Le syndicaliste souligne que les causes du réchauffement sont connues depuis longtemps, citant les rapports du GIEC publiés depuis 1990. Il reconnaît qu'il n'est « pas facile du jour au lendemain de se passer des ressources fossiles (pétrole, gaz, charbon) », mais juge « inconcevable » de continuer à les développer.
Des exemples concrets d'inaction et d'inégalités
La tribune pointe plusieurs contradictions. Alain Alphon-Layre s'interroge sur le fait que Total, qui réalise des milliards de bénéfices, reçoive 50 millions d'euros par an au titre du crédit impôt recherche et construise un oléoduc entre l'Ouganda et la Tanzanie pour transporter du pétrole. Il rappelle que ce projet menace l'accès à l'eau et la sécurité alimentaire de 40 millions de personnes et générera 34 millions de tonnes de CO2 supplémentaires.
Il critique également Amazon, qui construit sa propre centrale électrique au gaz, potentiellement la plus importante source d'émissions de CO2 des États-Unis, et dénonce l'envahissement des autoroutes par des millions de camions alors que les cheminots réclament depuis près de 40 ans des investissements pour le fret ferroviaire.
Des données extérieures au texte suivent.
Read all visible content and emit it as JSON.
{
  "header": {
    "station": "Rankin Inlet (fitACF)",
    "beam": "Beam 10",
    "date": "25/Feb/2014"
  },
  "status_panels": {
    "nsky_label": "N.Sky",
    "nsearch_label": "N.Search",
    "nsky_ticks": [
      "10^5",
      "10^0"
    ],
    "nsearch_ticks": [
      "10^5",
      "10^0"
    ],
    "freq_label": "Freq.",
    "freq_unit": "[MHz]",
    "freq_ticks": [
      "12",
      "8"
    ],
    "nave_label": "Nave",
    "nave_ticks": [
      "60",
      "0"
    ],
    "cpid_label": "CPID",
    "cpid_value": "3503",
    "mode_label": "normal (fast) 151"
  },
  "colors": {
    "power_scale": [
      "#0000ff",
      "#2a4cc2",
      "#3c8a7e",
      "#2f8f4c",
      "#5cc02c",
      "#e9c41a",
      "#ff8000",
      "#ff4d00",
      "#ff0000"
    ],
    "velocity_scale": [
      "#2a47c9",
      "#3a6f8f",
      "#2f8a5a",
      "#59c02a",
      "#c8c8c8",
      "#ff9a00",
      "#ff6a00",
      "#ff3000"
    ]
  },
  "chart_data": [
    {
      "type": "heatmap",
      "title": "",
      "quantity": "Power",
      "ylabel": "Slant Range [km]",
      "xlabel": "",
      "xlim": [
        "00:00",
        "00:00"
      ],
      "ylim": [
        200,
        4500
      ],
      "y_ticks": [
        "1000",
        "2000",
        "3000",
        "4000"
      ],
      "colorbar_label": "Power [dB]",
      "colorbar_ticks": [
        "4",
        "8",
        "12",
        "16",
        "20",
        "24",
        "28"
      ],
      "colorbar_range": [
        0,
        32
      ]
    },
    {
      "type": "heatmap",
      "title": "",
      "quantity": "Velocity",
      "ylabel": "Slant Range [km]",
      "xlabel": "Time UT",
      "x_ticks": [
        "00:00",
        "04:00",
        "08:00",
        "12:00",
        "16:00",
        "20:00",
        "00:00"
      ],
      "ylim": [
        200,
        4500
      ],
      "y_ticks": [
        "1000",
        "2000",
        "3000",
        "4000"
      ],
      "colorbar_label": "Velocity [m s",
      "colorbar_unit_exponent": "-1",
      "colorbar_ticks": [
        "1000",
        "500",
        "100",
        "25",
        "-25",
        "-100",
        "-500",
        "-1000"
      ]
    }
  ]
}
Le syndicaliste met en avant les inégalités dans la structuration des causes du réchauffement : les États de l'hémisphère nord produisent 92 % des émissions de gaz à effet de serre. Il cite une source Oxfam selon laquelle le milliardaire Bernard Arnault émet autant de CO2 en un peu plus de trois heures qu'un citoyen lambda au cours de toute sa vie.
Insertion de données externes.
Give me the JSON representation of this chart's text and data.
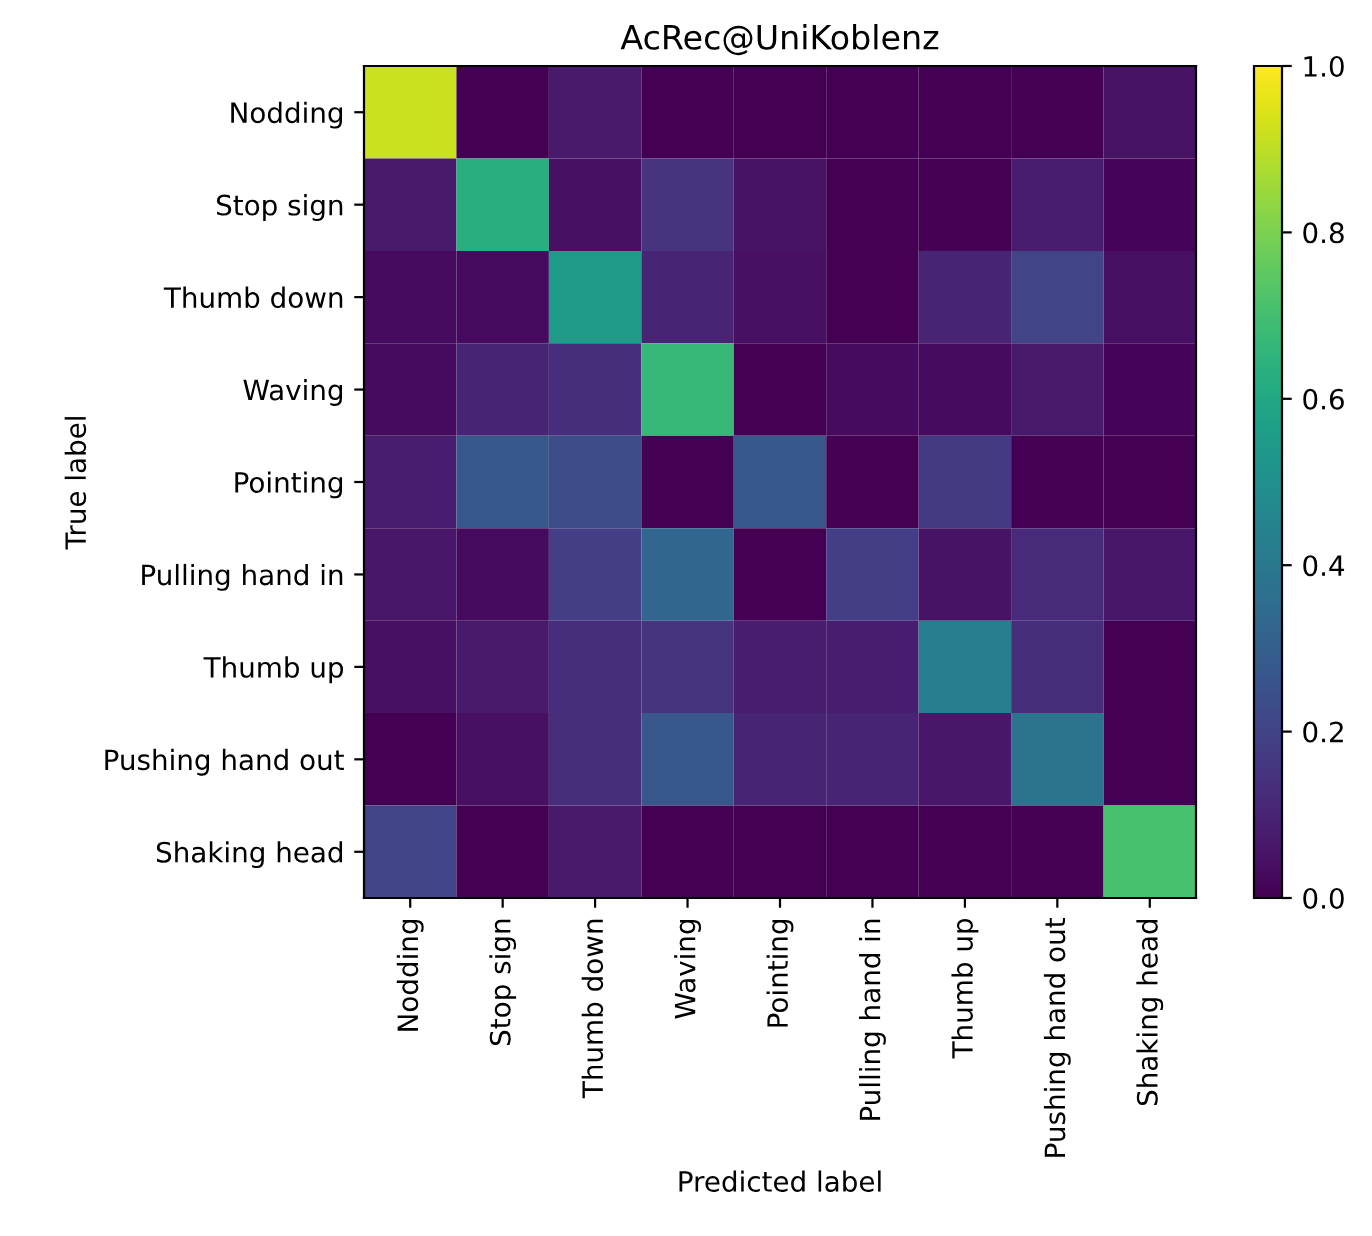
{
  "chart_data": {
    "type": "heatmap",
    "title": "AcRec@UniKoblenz",
    "xlabel": "Predicted label",
    "ylabel": "True label",
    "clim": [
      0,
      1
    ],
    "cticks": [
      {
        "value": 0,
        "label": "0.0"
      },
      {
        "value": 0.2,
        "label": "0.2"
      },
      {
        "value": 0.4,
        "label": "0.4"
      },
      {
        "value": 0.6,
        "label": "0.6"
      },
      {
        "value": 0.8,
        "label": "0.8"
      },
      {
        "value": 1,
        "label": "1.0"
      }
    ],
    "categories": [
      "Nodding",
      "Stop sign",
      "Thumb down",
      "Waving",
      "Pointing",
      "Pulling hand in",
      "Thumb up",
      "Pushing hand out",
      "Shaking head"
    ],
    "y_categories": [
      "Nodding",
      "Stop sign",
      "Thumb down",
      "Waving",
      "Pointing",
      "Pulling hand in",
      "Thumb up",
      "Pushing hand out",
      "Shaking head"
    ],
    "cells": [
      [
        0.92,
        0,
        0.07,
        0,
        0,
        0,
        0,
        0,
        0.05
      ],
      [
        0.07,
        0.63,
        0.04,
        0.15,
        0.05,
        0,
        0,
        0.08,
        0.01
      ],
      [
        0.03,
        0.03,
        0.55,
        0.1,
        0.04,
        0,
        0.1,
        0.2,
        0.04
      ],
      [
        0.03,
        0.1,
        0.13,
        0.67,
        0,
        0.03,
        0.03,
        0.07,
        0.01
      ],
      [
        0.08,
        0.27,
        0.23,
        0,
        0.27,
        0,
        0.17,
        0,
        0
      ],
      [
        0.06,
        0.03,
        0.18,
        0.33,
        0,
        0.18,
        0.05,
        0.12,
        0.06
      ],
      [
        0.04,
        0.07,
        0.13,
        0.15,
        0.08,
        0.08,
        0.42,
        0.13,
        0
      ],
      [
        0,
        0.04,
        0.13,
        0.27,
        0.1,
        0.1,
        0.06,
        0.38,
        0
      ],
      [
        0.2,
        0,
        0.07,
        0,
        0,
        0,
        0,
        0,
        0.71
      ]
    ]
  }
}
Des actions possibles et des choix politiques
Alain Alphon-Layre appelle à « refuser la fatalité ». Il propose plusieurs actions concrètes : faire pression pour que le gouvernement français n'attribue plus de crédit impôt à Total, rejoindre la campagne des ONG contre le projet d'oléoduc en Afrique, et réduire ses commandes sur Amazon ou Temu. Il refuse de donner « aucune caution à l'extrême droite », citant Trump aux États-Unis, Milei en Argentine et Kast au Chili, qui exploitent du gaz de schiste et aggravent la situation.
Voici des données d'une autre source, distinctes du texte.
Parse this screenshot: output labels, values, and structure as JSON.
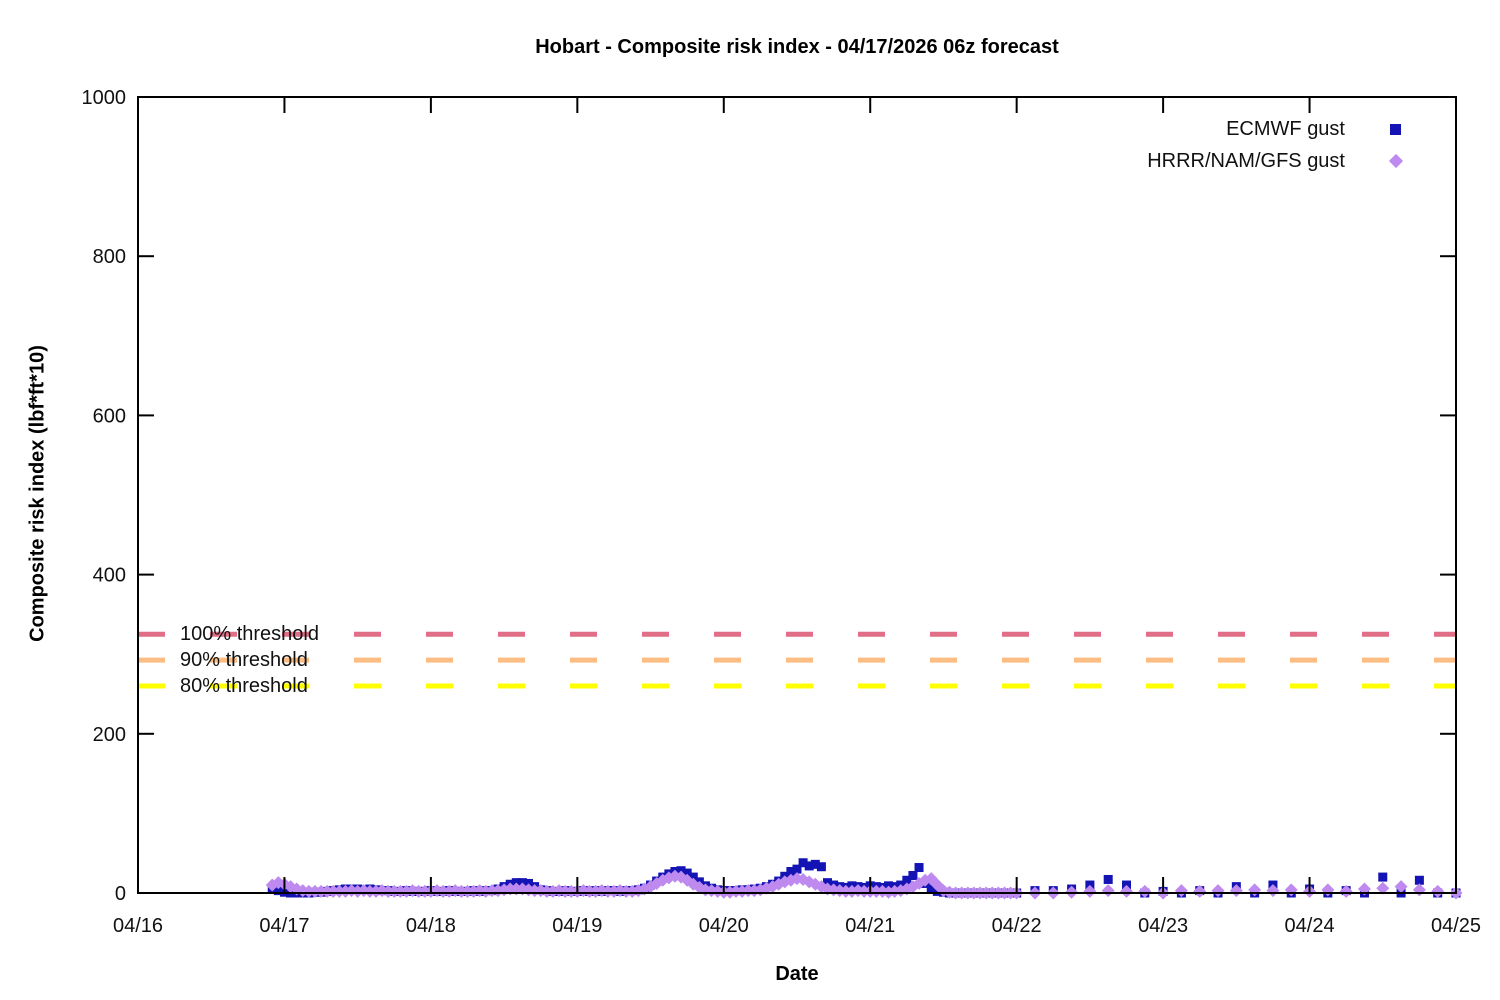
{
  "title": "Hobart - Composite risk index - 04/17/2026 06z forecast",
  "axes": {
    "xlabel": "Date",
    "ylabel": "Composite risk index (lbf*ft*10)"
  },
  "legend": [
    {
      "label": "ECMWF gust",
      "marker": "square-icon",
      "color": "#1414b4"
    },
    {
      "label": "HRRR/NAM/GFS gust",
      "marker": "diamond-icon",
      "color": "#bf8af0"
    }
  ],
  "thresholds": [
    {
      "label": "100% threshold",
      "value": 325,
      "color": "#df6e86"
    },
    {
      "label": "90% threshold",
      "value": 292.5,
      "color": "#fcbd84"
    },
    {
      "label": "80% threshold",
      "value": 260,
      "color": "#ffff00"
    }
  ],
  "chart_data": {
    "type": "scatter",
    "title": "Hobart - Composite risk index - 04/17/2026 06z forecast",
    "xlabel": "Date",
    "ylabel": "Composite risk index (lbf*ft*10)",
    "x_unit": "hours since 04/16 00z",
    "xlim_hours": [
      0,
      216
    ],
    "ylim": [
      0,
      1000
    ],
    "y_ticks": [
      0,
      200,
      400,
      600,
      800,
      1000
    ],
    "x_tick_labels": [
      "04/16",
      "04/17",
      "04/18",
      "04/19",
      "04/20",
      "04/21",
      "04/22",
      "04/23",
      "04/24",
      "04/25"
    ],
    "grid": false,
    "legend_position": "top-right",
    "series": [
      {
        "name": "ECMWF gust",
        "marker": "square",
        "color": "#1414b4",
        "x_hours": [
          22,
          23,
          24,
          25,
          26,
          27,
          28,
          29,
          30,
          31,
          32,
          33,
          34,
          35,
          36,
          37,
          38,
          39,
          40,
          41,
          42,
          43,
          44,
          45,
          46,
          47,
          48,
          49,
          50,
          51,
          52,
          53,
          54,
          55,
          56,
          57,
          58,
          59,
          60,
          61,
          62,
          63,
          64,
          65,
          66,
          67,
          68,
          69,
          70,
          71,
          72,
          73,
          74,
          75,
          76,
          77,
          78,
          79,
          80,
          81,
          82,
          83,
          84,
          85,
          86,
          87,
          88,
          89,
          90,
          91,
          92,
          93,
          94,
          95,
          96,
          97,
          98,
          99,
          100,
          101,
          102,
          103,
          104,
          105,
          106,
          107,
          108,
          109,
          110,
          111,
          112,
          113,
          114,
          115,
          116,
          117,
          118,
          119,
          120,
          121,
          122,
          123,
          124,
          125,
          126,
          127,
          128,
          129,
          130,
          131,
          132,
          133,
          134,
          135,
          136,
          137,
          138,
          139,
          140,
          141,
          142,
          143,
          144,
          147,
          150,
          153,
          156,
          159,
          162,
          165,
          168,
          171,
          174,
          177,
          180,
          183,
          186,
          189,
          192,
          195,
          198,
          201,
          204,
          207,
          210,
          213,
          216
        ],
        "values": [
          6,
          3,
          1,
          0,
          0,
          0,
          0,
          1,
          1,
          2,
          3,
          4,
          5,
          5,
          5,
          4,
          5,
          4,
          3,
          3,
          2,
          2,
          3,
          2,
          2,
          2,
          3,
          2,
          2,
          3,
          2,
          2,
          2,
          3,
          2,
          3,
          3,
          5,
          8,
          11,
          13,
          13,
          12,
          8,
          4,
          3,
          2,
          2,
          3,
          2,
          2,
          3,
          2,
          3,
          2,
          3,
          3,
          2,
          3,
          3,
          4,
          6,
          10,
          15,
          20,
          24,
          27,
          28,
          25,
          20,
          14,
          9,
          6,
          4,
          3,
          3,
          3,
          4,
          4,
          5,
          6,
          8,
          11,
          15,
          21,
          27,
          30,
          38,
          34,
          36,
          33,
          13,
          10,
          8,
          7,
          9,
          8,
          7,
          9,
          8,
          7,
          9,
          8,
          10,
          16,
          22,
          32,
          12,
          5,
          2,
          1,
          0,
          0,
          0,
          0,
          0,
          0,
          0,
          0,
          0,
          0,
          0,
          0,
          3,
          3,
          5,
          10,
          17,
          10,
          0,
          2,
          0,
          3,
          0,
          8,
          0,
          10,
          0,
          5,
          0,
          3,
          0,
          20,
          0,
          16,
          0,
          0
        ]
      },
      {
        "name": "HRRR/NAM/GFS gust",
        "marker": "diamond",
        "color": "#bf8af0",
        "x_hours": [
          22,
          23,
          24,
          25,
          26,
          27,
          28,
          29,
          30,
          31,
          32,
          33,
          34,
          35,
          36,
          37,
          38,
          39,
          40,
          41,
          42,
          43,
          44,
          45,
          46,
          47,
          48,
          49,
          50,
          51,
          52,
          53,
          54,
          55,
          56,
          57,
          58,
          59,
          60,
          61,
          62,
          63,
          64,
          65,
          66,
          67,
          68,
          69,
          70,
          71,
          72,
          73,
          74,
          75,
          76,
          77,
          78,
          79,
          80,
          81,
          82,
          83,
          84,
          85,
          86,
          87,
          88,
          89,
          90,
          91,
          92,
          93,
          94,
          95,
          96,
          97,
          98,
          99,
          100,
          101,
          102,
          103,
          104,
          105,
          106,
          107,
          108,
          109,
          110,
          111,
          112,
          113,
          114,
          115,
          116,
          117,
          118,
          119,
          120,
          121,
          122,
          123,
          124,
          125,
          126,
          127,
          128,
          129,
          130,
          131,
          132,
          133,
          134,
          135,
          136,
          137,
          138,
          139,
          140,
          141,
          142,
          143,
          144,
          147,
          150,
          153,
          156,
          159,
          162,
          165,
          168,
          171,
          174,
          177,
          180,
          183,
          186,
          189,
          192,
          195,
          198,
          201,
          204,
          207,
          210,
          213,
          216
        ],
        "values": [
          10,
          13,
          11,
          8,
          5,
          3,
          2,
          2,
          2,
          2,
          2,
          2,
          2,
          3,
          2,
          3,
          2,
          2,
          3,
          2,
          2,
          2,
          2,
          3,
          2,
          2,
          2,
          3,
          2,
          2,
          3,
          2,
          2,
          2,
          3,
          2,
          3,
          3,
          4,
          5,
          5,
          5,
          4,
          3,
          3,
          2,
          2,
          3,
          2,
          2,
          2,
          3,
          2,
          2,
          3,
          2,
          2,
          3,
          2,
          2,
          3,
          5,
          8,
          12,
          16,
          19,
          21,
          20,
          16,
          11,
          7,
          4,
          3,
          2,
          1,
          1,
          2,
          2,
          3,
          3,
          4,
          6,
          8,
          11,
          14,
          16,
          18,
          17,
          14,
          11,
          8,
          5,
          4,
          3,
          2,
          2,
          3,
          2,
          2,
          2,
          2,
          1,
          2,
          3,
          5,
          8,
          12,
          16,
          18,
          10,
          3,
          1,
          0,
          0,
          0,
          0,
          0,
          0,
          0,
          0,
          0,
          0,
          0,
          0,
          0,
          1,
          2,
          3,
          2,
          2,
          0,
          3,
          2,
          3,
          3,
          4,
          3,
          4,
          2,
          4,
          2,
          5,
          6,
          8,
          4,
          2,
          0
        ]
      }
    ],
    "threshold_lines": [
      {
        "label": "100% threshold",
        "value": 325,
        "color": "#df6e86",
        "style": "dashed"
      },
      {
        "label": "90% threshold",
        "value": 292.5,
        "color": "#fcbd84",
        "style": "dashed"
      },
      {
        "label": "80% threshold",
        "value": 260,
        "color": "#ffff00",
        "style": "dashed"
      }
    ]
  }
}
Le syndicaliste estime qu'il est possible de limiter le réchauffement, mais que cela dépend de choix politiques. Il cite l'exemple de la Chine, qui a réduit de 10 % la part du charbon dans sa production d'énergie durant cette décennie et construit le plus grand système d'énergies renouvelables au monde. Il évoque aussi le combat juridique des États indépendants du Pacifique auprès de la cour internationale et de l'ONU pour faire reconnaître la responsabilité juridique des États de l'hémisphère nord en matière climatique, combat qu'ils viennent de gagner.
En conclusion, Alain Alphon-Layre rappelle qu'il y a 90 ans, les mêmes qui affirment aujourd'hui qu'on ne peut pas faire autrement « hurlaient que la France allait à la faillite » après l'accord de 15 jours de congés payés à tous les travailleurs. Il reprend un slogan syndical : « Ne laissons pas les affaires du monde aux mains du monde des affaires ».